La situation peut parfois prêter à de savoureuses anecdotes. Jean est né un 29 février il y a 72 ans déjà. Lui qui aime la discrétion n'en a jamais fait un titre de gloire. Le retraité qui vit aujourd'hui à Echavanne (Haute-Saône) se souvient néanmoins avec amusement de son service militaire en Guyane.
Le jour de mon incorporation à l'armée, il y avait ce vieil adjudant-chef en fin de carrière qui m'a demandé mon matricule et ma date de naissance. Je lui ai donnée et il m'a répondu : "je crois que tu te fous de ma g...!'" Ca commençait mal !
Jean G., né le 29 février 1952.
À peine ose-t-il en plaisanter avec son petit-fils qui, comme lui, aura droit à 18 bougies sur son gâteau d'anniversaire cette année. Pour Anita Poncato, cette mère de famille de Champagney (Haute-Saône), il n'y a vraiment pas de quoi en faire tout un roman. "Ma poisse a commencé dès ma naissance", ironise-t-elle, tout en reconnaissant dans la foulée que cela n'a rien changé pour elle. Sauf peut-être "un plus gros cadeau" tous les 4 ans.
Un quart de jour en plus
D'où vient ce jour pas comme les autres ? L'explication est d'abord scientifique. Notre année calendaire est basée sur la rotation de la Terre autour du Soleil. Or, notre planète met exactement 365,242 jours pour faire le tour de son étoile, soit 365 jours, 5 heures et 48 minutes environ. Comme cette révolution ne correspond pas à un nombre exact de jours dans notre calendrier, elle est arrondie à 365 jours. Mais, chaque année, il y a par conséquent un quart de jour en plus. Pour rattraper ce décalage, une journée est ajoutée au calendrier tous les quatre ans (à quelques rares exceptions près) : le fameux 29 février.

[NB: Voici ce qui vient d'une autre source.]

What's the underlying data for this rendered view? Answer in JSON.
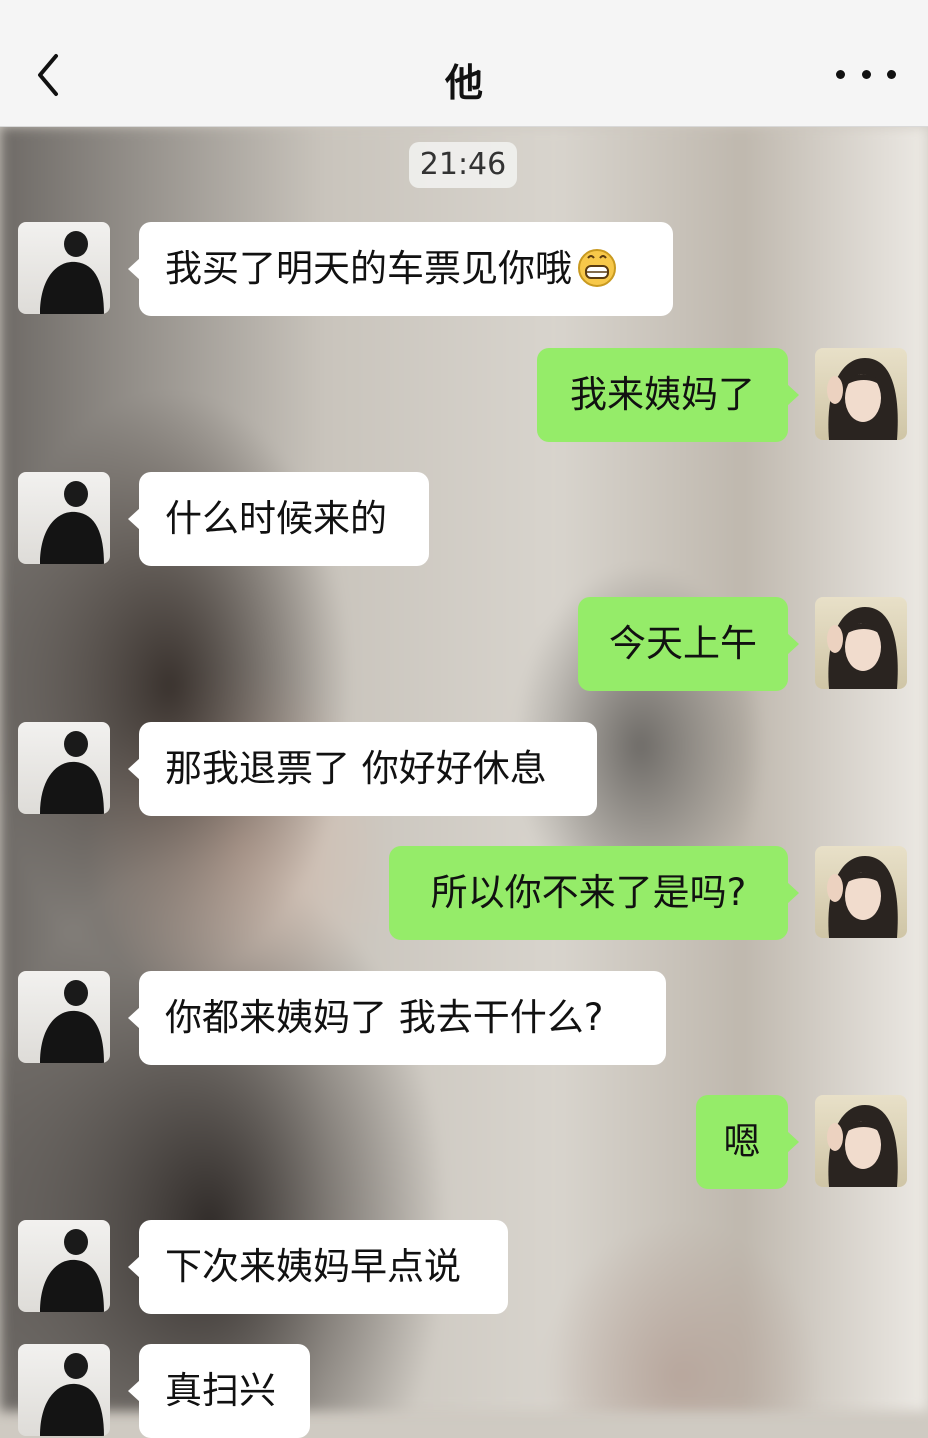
{
  "header": {
    "title": "他"
  },
  "timestamp": "21:46",
  "colors": {
    "sent_bubble": "#95ec69",
    "received_bubble": "#ffffff"
  },
  "messages": [
    {
      "sender": "him",
      "text": "我买了明天的车票见你哦",
      "emoji": "grinning-face-emoji"
    },
    {
      "sender": "me",
      "text": "我来姨妈了"
    },
    {
      "sender": "him",
      "text": "什么时候来的"
    },
    {
      "sender": "me",
      "text": "今天上午"
    },
    {
      "sender": "him",
      "text": "那我退票了 你好好休息"
    },
    {
      "sender": "me",
      "text": "所以你不来了是吗?"
    },
    {
      "sender": "him",
      "text": "你都来姨妈了 我去干什么?"
    },
    {
      "sender": "me",
      "text": "嗯"
    },
    {
      "sender": "him",
      "text": "下次来姨妈早点说"
    },
    {
      "sender": "him",
      "text": "真扫兴"
    }
  ]
}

Sans ce rééquilibrage, en effet, les saisons finiraient par se décaler lentement mais sûrement. Et dans quelques centaines années, le mois de juillet (qui pour nous est un mois d’été) se retrouverait en plein hiver, comme l’explique la Nasa.

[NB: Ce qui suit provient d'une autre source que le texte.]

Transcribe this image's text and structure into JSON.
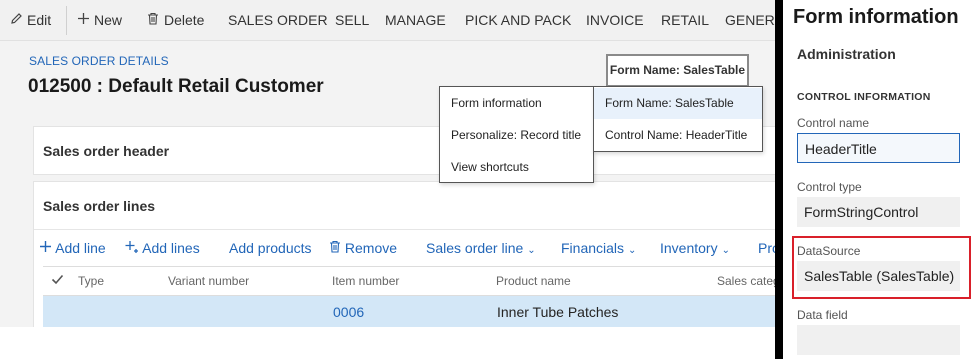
{
  "actionbar": {
    "items": [
      {
        "label": "Edit",
        "icon": "pencil-icon"
      },
      {
        "label": "New",
        "icon": "plus-icon"
      },
      {
        "label": "Delete",
        "icon": "trash-icon"
      },
      {
        "label": "SALES ORDER"
      },
      {
        "label": "SELL"
      },
      {
        "label": "MANAGE"
      },
      {
        "label": "PICK AND PACK"
      },
      {
        "label": "INVOICE"
      },
      {
        "label": "RETAIL"
      },
      {
        "label": "GENERA"
      }
    ]
  },
  "page": {
    "breadcrumb": "SALES ORDER DETAILS",
    "title": "012500 : Default Retail Customer"
  },
  "sections": {
    "header_title": "Sales order header",
    "lines_title": "Sales order lines"
  },
  "lines_toolbar": [
    {
      "label": "Add line",
      "icon": "plus-icon"
    },
    {
      "label": "Add lines",
      "icon": "add-lines-icon"
    },
    {
      "label": "Add products"
    },
    {
      "label": "Remove",
      "icon": "trash-icon"
    },
    {
      "label": "Sales order line",
      "dropdown": true
    },
    {
      "label": "Financials",
      "dropdown": true
    },
    {
      "label": "Inventory",
      "dropdown": true
    },
    {
      "label": "Pro"
    }
  ],
  "grid": {
    "columns": [
      "Type",
      "Variant number",
      "Item number",
      "Product name",
      "Sales categ"
    ],
    "rows": [
      {
        "type": "",
        "variant": "",
        "item": "0006",
        "product": "Inner Tube Patches",
        "category": ""
      }
    ]
  },
  "tooltip": {
    "form_name": "Form Name: SalesTable"
  },
  "context_menu": {
    "items": [
      "Form information",
      "Personalize: Record title",
      "View shortcuts"
    ]
  },
  "sub_menu": {
    "items": [
      "Form Name: SalesTable",
      "Control Name: HeaderTitle"
    ]
  },
  "panel": {
    "title": "Form information",
    "section": "Administration",
    "group": "CONTROL INFORMATION",
    "fields": [
      {
        "label": "Control name",
        "value": "HeaderTitle"
      },
      {
        "label": "Control type",
        "value": "FormStringControl"
      },
      {
        "label": "DataSource",
        "value": "SalesTable (SalesTable)"
      },
      {
        "label": "Data field",
        "value": ""
      }
    ]
  },
  "colors": {
    "accent": "#2266b8",
    "highlight_border": "#d9202a",
    "selected_row": "#d3e7f7"
  }
}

Ce sont les Romains qui ont inventé cette année bissextile pour mettre fin au glissement des jours qui avait atteint un record de 90 jours en -46 avant J-C ! Il faut dire qu'à l'époque, l'année romaine ne comportait que 355 jours. Sous Jules César, il a donc été décidé de créer un deuxième 23 février (qui tombait à la fin de l'année pour eux) : en latin, on disait ante diem bis sextum Kalendas Martias, c'est-à-dire "sixième jour bis avant les calendes de mars". On a fini par dire "sixième jour bis" (en latin bis sextus). Ce n'est qu'en 1582, à l'initiative du Pape Grégoire XIII, que l'année est passée à 365 jours et que le jour supplémentaire des années bissextiles a été déplacé du 23 au 29 février. C'est le calendrier grégorien que nous connaissons aujourd'hui.